How does Recycling work at UCT?
UCT, like many other institutions and organisations worldwide, uses a 2-stream waste policy. All around campus there are green-lidded bins for recyclable/dry waste (anything that can be sorted), and yellow-lidded bins for non-recyclable/wet waste. (anything that is too unhygienic to sort: food, organic, sanitary, medical and garden waste).
Waste from these bins is collected separately. The dry/green waste is taken to a sorting centre (Material Recovery Facility). There the waste is separated into the different types and classes of recyclables, which are then sold. The waste that cannot be recycled or sorted (wet/yellow waste) is taken to landfill. The big challenge is trying to keep wet waste from contaminating the dry waste.
UCT used to have a 4-bin system on Upper Campus, but it did not work well and so was changed to a 2-bin system. Most of the other campuses, including residences, have always employed a two bin waste recycling system. There are also separate recycling procedures for paper, e-waste and hazardous material.
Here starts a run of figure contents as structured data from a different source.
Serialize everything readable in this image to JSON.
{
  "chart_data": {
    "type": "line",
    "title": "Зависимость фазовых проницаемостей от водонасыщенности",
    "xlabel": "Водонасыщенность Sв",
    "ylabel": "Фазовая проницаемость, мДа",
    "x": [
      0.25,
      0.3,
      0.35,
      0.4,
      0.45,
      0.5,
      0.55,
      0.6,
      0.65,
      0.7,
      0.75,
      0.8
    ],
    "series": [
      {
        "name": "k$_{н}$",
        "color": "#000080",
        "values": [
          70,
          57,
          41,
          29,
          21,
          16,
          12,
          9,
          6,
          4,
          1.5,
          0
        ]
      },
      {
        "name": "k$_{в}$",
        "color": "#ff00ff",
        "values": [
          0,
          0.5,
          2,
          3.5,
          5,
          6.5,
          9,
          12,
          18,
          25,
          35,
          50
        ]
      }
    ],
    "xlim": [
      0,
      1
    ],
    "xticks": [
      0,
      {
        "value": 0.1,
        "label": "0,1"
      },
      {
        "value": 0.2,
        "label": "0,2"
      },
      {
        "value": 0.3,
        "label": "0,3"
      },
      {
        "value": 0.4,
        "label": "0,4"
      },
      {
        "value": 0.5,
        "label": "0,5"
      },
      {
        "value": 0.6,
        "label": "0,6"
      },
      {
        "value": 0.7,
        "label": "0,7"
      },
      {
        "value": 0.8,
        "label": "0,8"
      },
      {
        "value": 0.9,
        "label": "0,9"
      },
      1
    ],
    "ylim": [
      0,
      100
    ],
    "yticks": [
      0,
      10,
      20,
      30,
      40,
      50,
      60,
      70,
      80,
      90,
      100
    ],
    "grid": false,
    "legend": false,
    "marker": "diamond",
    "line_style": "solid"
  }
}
The recycling system can be complicated, and does not work perfectly, but it does make a significant difference and is an important start. UCT generates up to 8 tonnes of waste per day. The monitoring of recycling and waste at the university is done through the Waste Task Team, which is a subcommittee of the Environmental Management Working Group. Any suggestions or feedback can be directed to the recycling portfolio representative on the GCI committee, or to the EMWG directly.
Ultimately, the system’s effectiveness depends on how well UCT students and staff use it. Remember, try to also reduce your consumption, and re-use what you can, before recycling.